3.Bölüm

3 0 0
                                    

Hayat her zaman gülmez yüzümüze,kimi zaman yokluk ile dert sahibi oluruz.Kimi zaman bir hastalık gelir ve sevdiklerimiz avuçlarımızın içerisinden kayıp gider...

Tam üç gün olmuştu ve Akif hala dükkana gelmemişti.Ne bir ses,ne bir haber vardı.Üç gecedir doğru düzgün gözüme uyku girmemişti.

Bugün Mehmet abiye soracaktım.Ne olursa olsun,benim hakkımda ne düşünürse düşünsün sorup öğrenecektim.

Bir yandan nemden penceresi su olmuş mutfakta buzdolabından aldığım domates ve salatalıkları doğruyordum.Bir yandan da "Bu zamana kadar iyi dayandım bile "diye geçirdim içimden.

Kenarları ve altı koyu yeşil olan Emaye tepsiye zeytini ve çilek reçelini koydum.İçimden yemek yemek dahi gelmiyordu.Kahvaltılıkları ve bardakları koyup odaya götürdüm.

" Abla kaç gündür halsiz gibisin hayırdır bir şey mi oldu " diye sordu Ahmet.

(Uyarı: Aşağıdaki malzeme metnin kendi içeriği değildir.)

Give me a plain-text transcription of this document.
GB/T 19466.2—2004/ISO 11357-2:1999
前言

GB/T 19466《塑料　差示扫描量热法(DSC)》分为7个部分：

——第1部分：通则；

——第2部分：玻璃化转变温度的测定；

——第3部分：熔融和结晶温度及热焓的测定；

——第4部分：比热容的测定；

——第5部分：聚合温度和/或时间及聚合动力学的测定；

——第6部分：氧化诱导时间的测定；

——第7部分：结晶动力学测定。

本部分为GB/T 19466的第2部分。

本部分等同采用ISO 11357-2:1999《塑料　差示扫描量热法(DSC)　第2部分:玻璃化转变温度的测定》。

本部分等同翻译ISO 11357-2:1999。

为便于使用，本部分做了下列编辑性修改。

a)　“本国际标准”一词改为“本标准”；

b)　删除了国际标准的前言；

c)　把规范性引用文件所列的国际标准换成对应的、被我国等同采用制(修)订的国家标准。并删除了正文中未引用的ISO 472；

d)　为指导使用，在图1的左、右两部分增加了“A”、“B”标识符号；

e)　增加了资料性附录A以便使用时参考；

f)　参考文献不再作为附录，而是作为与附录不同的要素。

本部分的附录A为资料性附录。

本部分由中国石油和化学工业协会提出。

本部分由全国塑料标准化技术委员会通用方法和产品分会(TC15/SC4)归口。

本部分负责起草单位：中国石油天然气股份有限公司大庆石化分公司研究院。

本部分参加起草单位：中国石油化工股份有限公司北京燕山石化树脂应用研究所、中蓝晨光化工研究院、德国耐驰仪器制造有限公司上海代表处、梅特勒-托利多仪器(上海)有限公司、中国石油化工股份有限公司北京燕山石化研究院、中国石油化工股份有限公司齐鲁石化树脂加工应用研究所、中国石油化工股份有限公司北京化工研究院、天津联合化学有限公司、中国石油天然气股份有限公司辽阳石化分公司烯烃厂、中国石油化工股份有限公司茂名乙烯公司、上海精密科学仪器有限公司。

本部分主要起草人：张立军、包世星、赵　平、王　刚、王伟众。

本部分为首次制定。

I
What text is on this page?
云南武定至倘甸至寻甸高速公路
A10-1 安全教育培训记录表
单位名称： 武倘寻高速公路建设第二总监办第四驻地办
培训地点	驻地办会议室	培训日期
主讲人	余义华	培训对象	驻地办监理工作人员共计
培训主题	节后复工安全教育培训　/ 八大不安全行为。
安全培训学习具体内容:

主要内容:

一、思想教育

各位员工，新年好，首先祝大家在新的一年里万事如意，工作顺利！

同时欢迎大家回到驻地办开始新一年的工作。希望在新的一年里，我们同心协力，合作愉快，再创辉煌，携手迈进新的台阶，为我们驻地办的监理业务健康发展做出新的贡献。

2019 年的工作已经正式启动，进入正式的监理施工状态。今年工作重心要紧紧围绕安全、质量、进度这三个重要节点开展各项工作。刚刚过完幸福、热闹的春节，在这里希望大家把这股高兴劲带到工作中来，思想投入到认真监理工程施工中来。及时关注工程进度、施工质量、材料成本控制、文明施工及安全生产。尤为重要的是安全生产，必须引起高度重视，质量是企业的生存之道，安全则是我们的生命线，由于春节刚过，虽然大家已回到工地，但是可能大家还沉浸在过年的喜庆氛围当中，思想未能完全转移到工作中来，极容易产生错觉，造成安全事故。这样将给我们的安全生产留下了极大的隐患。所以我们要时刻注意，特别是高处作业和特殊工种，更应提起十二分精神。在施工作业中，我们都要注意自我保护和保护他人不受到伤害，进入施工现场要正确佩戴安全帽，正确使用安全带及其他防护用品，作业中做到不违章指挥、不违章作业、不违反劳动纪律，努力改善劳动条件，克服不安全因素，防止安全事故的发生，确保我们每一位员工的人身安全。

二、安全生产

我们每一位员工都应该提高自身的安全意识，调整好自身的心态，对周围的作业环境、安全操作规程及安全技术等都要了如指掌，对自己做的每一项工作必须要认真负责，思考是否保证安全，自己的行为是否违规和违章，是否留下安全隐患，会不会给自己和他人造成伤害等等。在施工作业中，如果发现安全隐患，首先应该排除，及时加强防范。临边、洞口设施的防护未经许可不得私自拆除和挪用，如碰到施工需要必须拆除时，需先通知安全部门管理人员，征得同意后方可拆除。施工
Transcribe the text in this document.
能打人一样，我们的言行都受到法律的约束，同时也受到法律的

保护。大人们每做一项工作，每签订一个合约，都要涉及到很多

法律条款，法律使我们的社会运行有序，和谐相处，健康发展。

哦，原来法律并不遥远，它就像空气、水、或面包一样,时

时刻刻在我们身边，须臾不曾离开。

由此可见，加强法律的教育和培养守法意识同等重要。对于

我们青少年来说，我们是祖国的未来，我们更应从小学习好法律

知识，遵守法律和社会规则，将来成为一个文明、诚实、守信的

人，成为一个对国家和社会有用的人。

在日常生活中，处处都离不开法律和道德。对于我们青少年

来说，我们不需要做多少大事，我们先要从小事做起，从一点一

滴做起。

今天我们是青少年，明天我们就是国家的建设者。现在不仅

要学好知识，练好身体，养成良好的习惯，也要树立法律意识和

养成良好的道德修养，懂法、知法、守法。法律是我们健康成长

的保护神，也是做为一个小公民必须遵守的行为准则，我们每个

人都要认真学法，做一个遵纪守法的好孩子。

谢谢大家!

" Ne bileyim hasta gibi hissediyorum kendimi." Diye geçiştirdim.

Çaydanlığı almaya mutfağa doğru gittiğim sırada arkamdan gelen Gülsüm annem eli ile koluna dokundu.

" Nedir bu halin kaç gündür.Gül yüzün gülmez oldu soldu kızım.Anlat derdini hele belki dermanı bendedir."

Mutfağa girdiğimizde yanına yaklaşıp sessizce fısıldayarak konuştum.

" Akif dükkana gelmeyeli üç gün oldu Gülsüm anne.Çok merak ediyorum.Korkum başına bir iş gelmesinden.Üç gündür elimden gelen dua etmek."

" Allah allah!Nerede bu çocuk?Bak şimdi bende meraklandım.Mehmet patrona sorsan o demez mi ?"

" Üç gündür soramadım.Ancak bugün soracağım.Hakkımda kötü bir şey düşünür diye çekindim."

Ellerini saçlarımda gezdirip başımı öptü Gülsüm annem.

" Ah benim Nur kalpli Kızım.Sevda bu anlarsa da karışacak değil ya.Sen sor hele bakalım ne diyecek."

"Sağ olasın anne içimi rahatlattın.Sende olmasan ne ederdim ki ben."

" Rabbim ailemizi ayırmasın yavrum " diyerek sırtımı sıvazladı.

Amin diye cevap verdikten sonra içeriye geçip kahvaltımızı yaptık.

Babam bugün daha bir halsizdi.Daha bir solgundu yüzü.Kireç gibi beyazlamıştı teni.Kahvaltıyı yaptıktan hemen sonra Kanepeye geçip yattı.Sanki lokmaları zar zor yutmuş gibiydi.

Onu bu halde görünce içim parçalanıyordu.Bir bir dökülüyordum sanki.Arkamızdaki dağ yıkılıyordu ve biz engel olamıyorduk..

Babamın çalışmasına dahi gerek yoktu benim için.Onun varlığı bizi ısıtıyor.Akşamları eve her geldiğim de babamı ve kardeşlerimi sağlıklı görmek huzur veriyordu insana.

Bulaşıkları yıkayıp,Çamaşırları astım.Bugün dersim yoktu.Bende biraz ev ile ilgilenip öyle gidecektim dükkana.

Ahıra girip hayvanları kontrol ettim.Gülsüm anamda sütleri makina ile sağıp bidonlara doldurdu.

Oturduğu tabureden kapıya doğru eğilerek Ahmet'e seslendi ;

" Ahmeet! Hele bir bakıver oğlum"

"Buyur anne "

"Sütleri hazırladım.Sevim teyzen ile Nermin teyzenlere bırakıver.Dünden istemişlerdi."

" Tamam anne çoraplarımı giyeyim hemen geliyorum" diye seslendi Ahmet

Ahmet'in Gülsüm anama bir kere of dediğini duymamıştım.Her dediğini emrin olur der yerine getirirdi.